Enfin, la partie supérieure, véritable plateau,
sera également nettoyée et rendue accueillante:
d’autres ateliers pourraient, à l’avenir,
être construits à cet endroit qui bénéficie
d’un point de vue extraordinaire sur le Port, le pont
la Garonne ainsi que sur le village.
Il
ne reste plus qu’à souhaiter “bon vent”
à notre Moulin à Nef qui, en ce début
de 21ème siècle, vit sa première année
d’existence, dans ce quartier du Port enfin rénové
et dont nous assistons à l’étonnante
renaissance.
Les
moulins à Nef :
Jusqu'au
17e siècle la minoterie n'est encore qu'une industrie
locale comprenant de très nombreux moulins disséminées
à travers les campagnes. Le moulin est souvent double
: moulin de pech (hauteur) et moulin de Rivière dans
les petites vallées, en particulier sur l'Arratz
(petit affluent de la rive gauche, on trouve un moulin à
eau tous les trois kilomètres). Mais à partir
de cette date, la moyenne Garonne devient un grand pays
de blé et Garonne devient le fleuve des moulins,
non pas des moulins de barrage impossible à installer
du fait des berges instables et submersibles mais des moulins
à nef.
Mais
que sont ces moulins à nef aujourd'hui disparus qui
ont eu une telle importance sur notre fleuve ? Certes il
nous est impossible aujourd'hui d'apercevoir dans un coude
de Garonne à Poutoy par exemple, cachés par
des saules, un moulin à nef. Nous pouvons cependant
l'imaginer grâce à des gravures.
L'origine
des moulins à nef remonte aux premiers siècles.
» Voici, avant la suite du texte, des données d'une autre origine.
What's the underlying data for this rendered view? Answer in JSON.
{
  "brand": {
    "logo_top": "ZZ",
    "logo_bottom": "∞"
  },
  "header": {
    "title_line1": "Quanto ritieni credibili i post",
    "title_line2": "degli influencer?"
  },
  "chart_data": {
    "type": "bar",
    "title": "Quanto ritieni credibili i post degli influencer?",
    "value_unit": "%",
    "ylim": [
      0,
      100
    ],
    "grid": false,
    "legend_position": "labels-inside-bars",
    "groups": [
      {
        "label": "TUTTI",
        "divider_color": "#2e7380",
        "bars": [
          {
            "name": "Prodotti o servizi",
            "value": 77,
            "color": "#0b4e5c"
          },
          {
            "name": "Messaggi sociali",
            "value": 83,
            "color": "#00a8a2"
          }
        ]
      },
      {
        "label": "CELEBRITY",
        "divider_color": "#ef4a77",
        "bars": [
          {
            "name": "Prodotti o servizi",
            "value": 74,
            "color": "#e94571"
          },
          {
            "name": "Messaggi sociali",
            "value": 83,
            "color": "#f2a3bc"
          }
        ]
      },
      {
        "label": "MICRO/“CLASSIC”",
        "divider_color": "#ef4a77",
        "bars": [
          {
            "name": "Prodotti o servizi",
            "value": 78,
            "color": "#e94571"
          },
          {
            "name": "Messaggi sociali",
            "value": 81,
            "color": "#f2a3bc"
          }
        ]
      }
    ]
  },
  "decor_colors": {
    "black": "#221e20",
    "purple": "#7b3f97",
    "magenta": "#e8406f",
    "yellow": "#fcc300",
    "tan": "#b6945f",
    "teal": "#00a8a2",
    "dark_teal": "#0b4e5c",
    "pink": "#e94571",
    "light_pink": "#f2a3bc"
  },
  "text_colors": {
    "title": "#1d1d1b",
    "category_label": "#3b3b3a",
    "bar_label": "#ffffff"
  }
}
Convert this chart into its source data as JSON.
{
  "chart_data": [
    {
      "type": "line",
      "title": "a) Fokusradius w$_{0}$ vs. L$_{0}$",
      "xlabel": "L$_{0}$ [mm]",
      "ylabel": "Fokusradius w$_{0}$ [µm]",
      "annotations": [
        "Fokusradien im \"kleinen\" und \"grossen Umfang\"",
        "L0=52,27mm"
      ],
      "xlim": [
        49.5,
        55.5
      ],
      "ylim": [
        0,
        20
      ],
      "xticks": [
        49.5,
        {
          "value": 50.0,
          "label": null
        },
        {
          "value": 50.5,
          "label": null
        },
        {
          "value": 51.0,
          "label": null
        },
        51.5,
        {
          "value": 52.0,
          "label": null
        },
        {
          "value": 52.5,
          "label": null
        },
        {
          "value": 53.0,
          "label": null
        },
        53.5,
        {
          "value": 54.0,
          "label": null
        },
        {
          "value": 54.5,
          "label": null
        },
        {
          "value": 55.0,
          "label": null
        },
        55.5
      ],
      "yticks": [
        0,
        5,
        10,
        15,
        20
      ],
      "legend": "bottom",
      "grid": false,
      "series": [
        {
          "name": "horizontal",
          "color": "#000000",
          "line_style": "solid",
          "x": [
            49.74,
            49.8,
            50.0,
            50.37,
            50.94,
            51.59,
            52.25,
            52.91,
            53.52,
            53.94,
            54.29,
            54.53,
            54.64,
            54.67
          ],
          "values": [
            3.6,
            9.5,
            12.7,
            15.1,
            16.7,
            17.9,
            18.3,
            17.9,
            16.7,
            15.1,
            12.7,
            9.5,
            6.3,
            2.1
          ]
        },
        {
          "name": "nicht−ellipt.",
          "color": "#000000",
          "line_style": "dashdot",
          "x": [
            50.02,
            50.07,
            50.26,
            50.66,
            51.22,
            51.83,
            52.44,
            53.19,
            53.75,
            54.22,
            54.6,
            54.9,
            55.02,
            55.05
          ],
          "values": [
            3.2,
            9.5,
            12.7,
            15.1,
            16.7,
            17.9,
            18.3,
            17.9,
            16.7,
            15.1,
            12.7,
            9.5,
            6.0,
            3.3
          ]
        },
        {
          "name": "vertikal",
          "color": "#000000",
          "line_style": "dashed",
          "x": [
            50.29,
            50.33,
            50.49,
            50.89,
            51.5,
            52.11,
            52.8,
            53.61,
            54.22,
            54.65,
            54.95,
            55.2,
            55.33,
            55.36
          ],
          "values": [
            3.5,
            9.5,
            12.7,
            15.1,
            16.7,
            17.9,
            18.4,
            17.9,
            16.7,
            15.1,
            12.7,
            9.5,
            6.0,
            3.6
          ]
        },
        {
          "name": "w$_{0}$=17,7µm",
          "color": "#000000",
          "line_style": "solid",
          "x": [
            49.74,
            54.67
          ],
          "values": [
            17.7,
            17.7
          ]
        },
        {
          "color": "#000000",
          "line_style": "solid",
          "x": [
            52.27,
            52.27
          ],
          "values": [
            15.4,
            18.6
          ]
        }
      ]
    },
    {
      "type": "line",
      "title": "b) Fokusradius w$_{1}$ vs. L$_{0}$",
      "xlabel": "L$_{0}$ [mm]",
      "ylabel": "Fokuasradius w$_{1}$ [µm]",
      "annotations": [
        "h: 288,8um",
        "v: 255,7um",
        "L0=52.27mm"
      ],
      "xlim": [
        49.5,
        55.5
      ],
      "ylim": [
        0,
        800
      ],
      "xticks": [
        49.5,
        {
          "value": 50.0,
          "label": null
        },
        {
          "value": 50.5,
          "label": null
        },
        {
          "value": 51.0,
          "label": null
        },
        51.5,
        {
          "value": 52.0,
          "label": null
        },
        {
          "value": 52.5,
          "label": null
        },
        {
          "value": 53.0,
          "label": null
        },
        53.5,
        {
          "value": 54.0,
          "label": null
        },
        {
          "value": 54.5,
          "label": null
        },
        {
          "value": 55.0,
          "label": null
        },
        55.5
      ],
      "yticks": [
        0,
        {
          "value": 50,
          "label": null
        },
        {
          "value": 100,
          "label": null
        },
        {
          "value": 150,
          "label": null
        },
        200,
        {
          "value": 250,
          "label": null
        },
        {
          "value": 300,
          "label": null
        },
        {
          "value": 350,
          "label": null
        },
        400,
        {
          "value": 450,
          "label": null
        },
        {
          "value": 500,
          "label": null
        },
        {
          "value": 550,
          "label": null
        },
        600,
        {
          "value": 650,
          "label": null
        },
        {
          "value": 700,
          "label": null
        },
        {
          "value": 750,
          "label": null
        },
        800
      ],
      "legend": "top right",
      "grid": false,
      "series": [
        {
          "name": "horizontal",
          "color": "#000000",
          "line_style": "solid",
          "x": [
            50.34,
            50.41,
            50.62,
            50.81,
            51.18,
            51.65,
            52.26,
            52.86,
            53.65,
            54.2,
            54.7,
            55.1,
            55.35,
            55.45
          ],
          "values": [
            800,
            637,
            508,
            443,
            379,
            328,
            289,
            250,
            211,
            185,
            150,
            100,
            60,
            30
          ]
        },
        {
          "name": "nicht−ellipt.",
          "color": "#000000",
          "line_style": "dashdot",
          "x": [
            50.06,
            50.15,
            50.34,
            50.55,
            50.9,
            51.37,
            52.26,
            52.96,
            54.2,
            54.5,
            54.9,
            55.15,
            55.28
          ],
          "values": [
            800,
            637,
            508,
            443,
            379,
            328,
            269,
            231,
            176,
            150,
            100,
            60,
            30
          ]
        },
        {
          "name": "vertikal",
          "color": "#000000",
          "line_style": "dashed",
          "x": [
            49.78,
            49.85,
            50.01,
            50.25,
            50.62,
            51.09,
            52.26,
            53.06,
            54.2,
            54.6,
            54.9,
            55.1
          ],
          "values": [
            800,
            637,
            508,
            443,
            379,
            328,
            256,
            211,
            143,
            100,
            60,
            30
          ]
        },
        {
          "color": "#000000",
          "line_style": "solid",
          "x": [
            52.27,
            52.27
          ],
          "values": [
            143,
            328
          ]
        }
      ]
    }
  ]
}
Procope, historien byzantin, raconte qu'en l'an 555, la
ville de Rome assiégée par les ostrogoths
se voient privée des 4 aqueducs alimentant les moulins
de la ville en eau. Le général Belisaire demande
alors à ses ingénieurs de transporter les
mécanismes des moulins sur des barques solidement
amarrées sur le Tibre et de les actionner par des
roues à aubes. La farine coule à nouveau.
Les ostrogoths, découragés, lèvent
le siège.
Il
faut toutefois attendre le Xe siècle pour trouver
fréquemment mentionnés les moulins bateaux
dans les archives. Au moyen âge, la plupart des fleuves
français et même européens, sont peuplées
de moulins bateaux. La Garonne ne fait pas exception.
Leur
description nous apprend que les moulins à nef de
Garonne sont constitués de deux nefs (bateaux de
12 m de long) séparés par une roue à
aube et placée entre les deux nefs. Celui, au plus
près de la berge à 5 m de large, l'autre extérieur
aussi long présente une largeur sensiblement réduite
de moitié, la profondeur et de 1,70 m. Les deux nefs
fixées l'une à l'autre par 4 poutres transversales
laissent passer le courant d'eau qui actionne la roue à
aubes entraînant la meule. La nef la plus large amarrée
à la berge par une ancre ou des cordages supporte
le mécanisme du moulin coiffé par la maison
du meunier. La maison du Moulin a sensiblement une hauteur
de 5 m et une largeur d'environ 4 m.
Les
moulins à nef se trouvent directement sur la voie
de circulation de la Garonne. Les bateaux montant ou descendant
n'ont qu'à les accoster pour se charger ou se décharger.
Mais ceci présente des désavantages, ils gênent
la navigation et en leur faire une guerre acharnée.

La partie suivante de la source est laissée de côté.